At present this climate change adventure is for those of you who read French but here’s to hoping that Bordeaux-based Cap Sciences gets an English version out quick because the game is a beautifully crafted and an ingeniously programmed device for learning the contingencies and costs that lie on the road to a low-carbon energy future.
The action in Clim’ City takes place on a small map of an imaginary town animated by commuters driving here and there, and all manner of agricultural, industrial and even entertainment operations (including a ski hill) energetically going about their business. The goal is to reduce the “Clim’s” carbon footprint and thus avert the town’s demise by tweaking the way its actors produce and consume energy.
Playing such games turns information into knowledge.
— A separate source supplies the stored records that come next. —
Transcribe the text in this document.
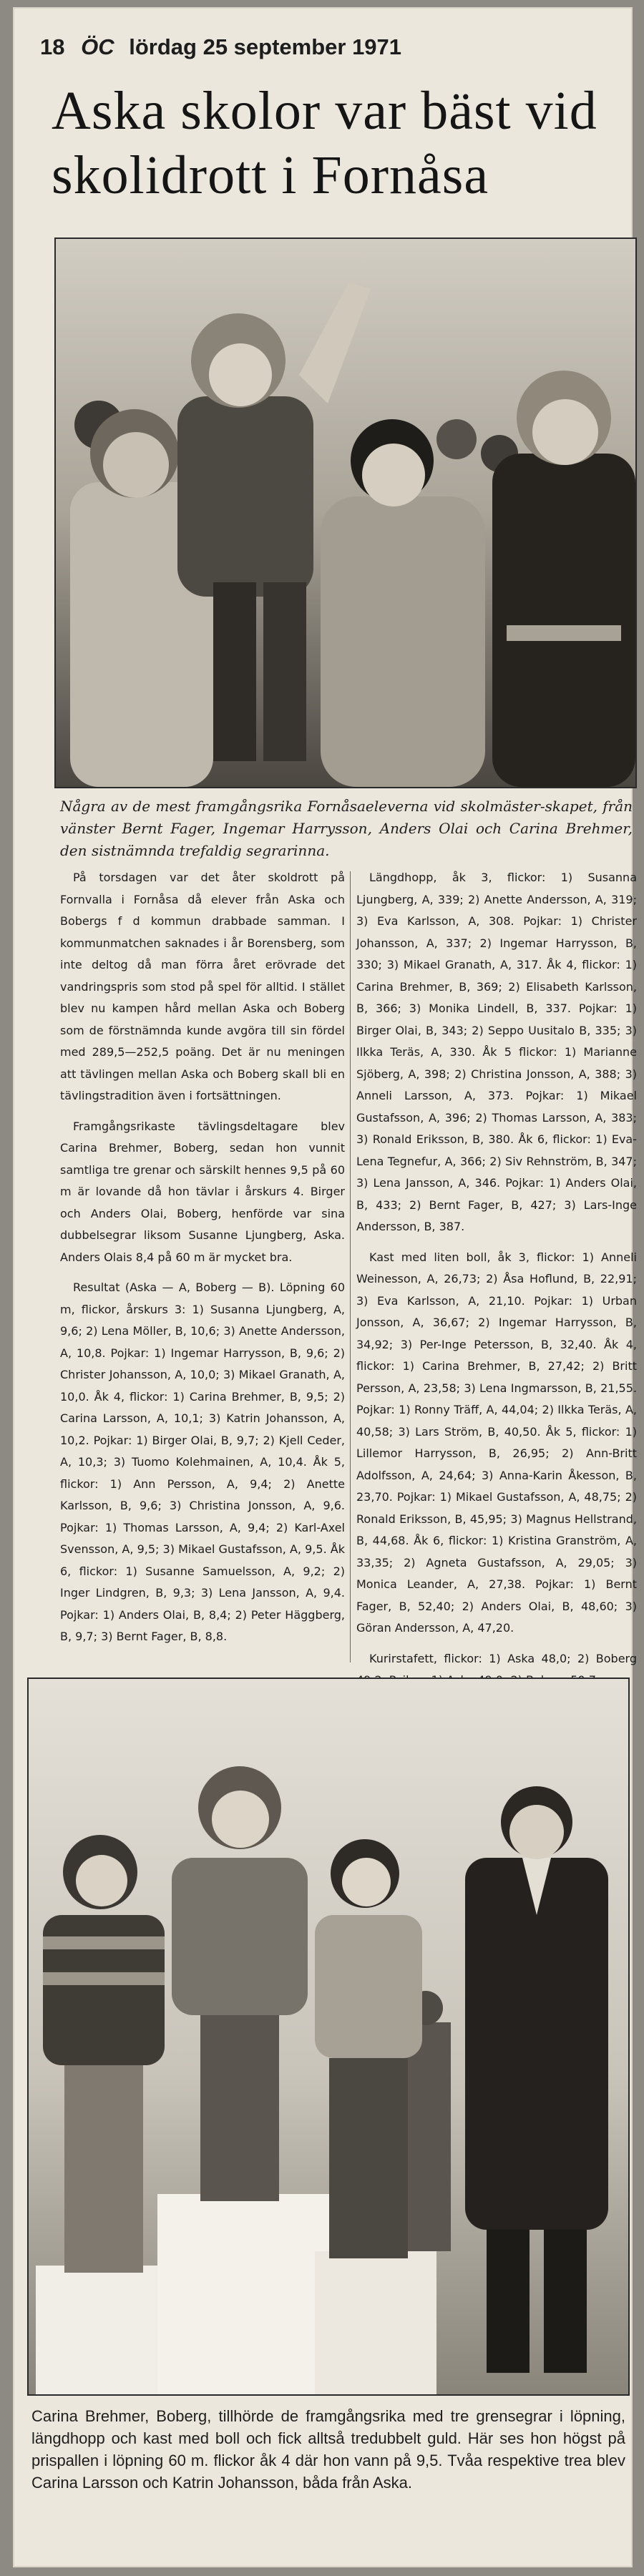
18 ÖC lördag 25 september 1971
Aska skolor var bäst vid skolidrott i Fornåsa

Några av de mest framgångsrika Fornåsaeleverna vid skolmäster-skapet, från vänster Bernt Fager, Ingemar Harrysson, Anders Olai och Carina Brehmer, den sistnämnda trefaldig segrarinna.

På torsdagen var det åter skoldrott på Fornvalla i Fornåsa då elever från Aska och Bobergs f d kommun drabbade samman. I kommunmatchen saknades i år Borensberg, som inte deltog då man förra året erövrade det vandringspris som stod på spel för alltid. I stället blev nu kampen hård mellan Aska och Boberg som de förstnämnda kunde avgöra till sin fördel med 289,5—252,5 poäng. Det är nu meningen att tävlingen mellan Aska och Boberg skall bli en tävlingstradition även i fortsättningen.

Framgångsrikaste tävlingsdeltagare blev Carina Brehmer, Boberg, sedan hon vunnit samtliga tre grenar och särskilt hennes 9,5 på 60 m är lovande då hon tävlar i årskurs 4. Birger och Anders Olai, Boberg, henförde var sina dubbelsegrar liksom Susanne Ljungberg, Aska. Anders Olais 8,4 på 60 m är mycket bra.

Resultat (Aska — A, Boberg — B). Löpning 60 m, flickor, årskurs 3: 1) Susanna Ljungberg, A, 9,6; 2) Lena Möller, B, 10,6; 3) Anette Andersson, A, 10,8. Pojkar: 1) Ingemar Harrysson, B, 9,6; 2) Christer Johansson, A, 10,0; 3) Mikael Granath, A, 10,0. Åk 4, flickor: 1) Carina Brehmer, B, 9,5; 2) Carina Larsson, A, 10,1; 3) Katrin Johansson, A, 10,2. Pojkar: 1) Birger Olai, B, 9,7; 2) Kjell Ceder, A, 10,3; 3) Tuomo Kolehmainen, A, 10,4. Åk 5, flickor: 1) Ann Persson, A, 9,4; 2) Anette Karlsson, B, 9,6; 3) Christina Jonsson, A, 9,6. Pojkar: 1) Thomas Larsson, A, 9,4; 2) Karl-Axel Svensson, A, 9,5; 3) Mikael Gustafsson, A, 9,5. Åk 6, flickor: 1) Susanne Samuelsson, A, 9,2; 2) Inger Lindgren, B, 9,3; 3) Lena Jansson, A, 9,4. Pojkar: 1) Anders Olai, B, 8,4; 2) Peter Häggberg, B, 9,7; 3) Bernt Fager, B, 8,8.

Längdhopp, åk 3, flickor: 1) Susanna Ljungberg, A, 339; 2) Anette Andersson, A, 319; 3) Eva Karlsson, A, 308. Pojkar: 1) Christer Johansson, A, 337; 2) Ingemar Harrysson, B, 330; 3) Mikael Granath, A, 317. Åk 4, flickor: 1) Carina Brehmer, B, 369; 2) Elisabeth Karlsson, B, 366; 3) Monika Lindell, B, 337. Pojkar: 1) Birger Olai, B, 343; 2) Seppo Uusitalo B, 335; 3) Ilkka Teräs, A, 330. Åk 5 flickor: 1) Marianne Sjöberg, A, 398; 2) Christina Jonsson, A, 388; 3) Anneli Larsson, A, 373. Pojkar: 1) Mikael Gustafsson, A, 396; 2) Thomas Larsson, A, 383; 3) Ronald Eriksson, B, 380. Åk 6, flickor: 1) Eva-Lena Tegnefur, A, 366; 2) Siv Rehnström, B, 347; 3) Lena Jansson, A, 346. Pojkar: 1) Anders Olai, B, 433; 2) Bernt Fager, B, 427; 3) Lars-Inge Andersson, B, 387.

Kast med liten boll, åk 3, flickor: 1) Anneli Weinesson, A, 26,73; 2) Åsa Hoflund, B, 22,91; 3) Eva Karlsson, A, 21,10. Pojkar: 1) Urban Jonsson, A, 36,67; 2) Ingemar Harrysson, B, 34,92; 3) Per-Inge Petersson, B, 32,40. Åk 4, flickor: 1) Carina Brehmer, B, 27,42; 2) Britt Persson, A, 23,58; 3) Lena Ingmarsson, B, 21,55. Pojkar: 1) Ronny Träff, A, 44,04; 2) Ilkka Teräs, A, 40,58; 3) Lars Ström, B, 40,50. Åk 5, flickor: 1) Lillemor Harrysson, B, 26,95; 2) Ann-Britt Adolfsson, A, 24,64; 3) Anna-Karin Åkesson, B, 23,70. Pojkar: 1) Mikael Gustafsson, A, 48,75; 2) Ronald Eriksson, B, 45,95; 3) Magnus Hellstrand, B, 44,68. Åk 6, flickor: 1) Kristina Granström, A, 33,35; 2) Agneta Gustafsson, A, 29,05; 3) Monica Leander, A, 27,38. Pojkar: 1) Bernt Fager, B, 52,40; 2) Anders Olai, B, 48,60; 3) Göran Andersson, A, 47,20.

Kurirstafett, flickor: 1) Aska 48,0; 2) Boberg

Carina Brehmer, Boberg, tillhörde de framgångsrika med tre grensegrar i löpning, längdhopp och kast med boll och fick alltså tredubbelt guld. Här ses hon högst på prispallen i löpning 60 m. flickor åk 4 där hon vann på 9,5. Tvåa respektive trea blev Carina Larsson och Katrin Johansson, båda från Aska.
In my first stab at Clim’ City I have converted the town’s carbon-belching coal-fired power plant to biomass. To do so I was forced to first launch a forest management program, which really brought home the fact that collecting biomass to generate a meaningful amount of energy is, in itself, a substantial and complex task.
My powerplant conversion also came with an opportunity cost, drawing down my limited supply of government, corporate, and individual action points. In the words of the international Association of Science-Technology Centers’ International Action on Global Warming, this was a powerful reminder of the “sociopolitical constraints” facing decisionmakers today.
I’m not deep enough in to Clim’ City to know whether mine is going to make it. But if accounts in the French press and across the blogosphere are to believed there’s a good chance it won’t. This is a tough game and failure appears likely–at least early on–which imparts a healthy dose of realism.
And even if the Clim’s get cooked under my leadership, I can’t help learning.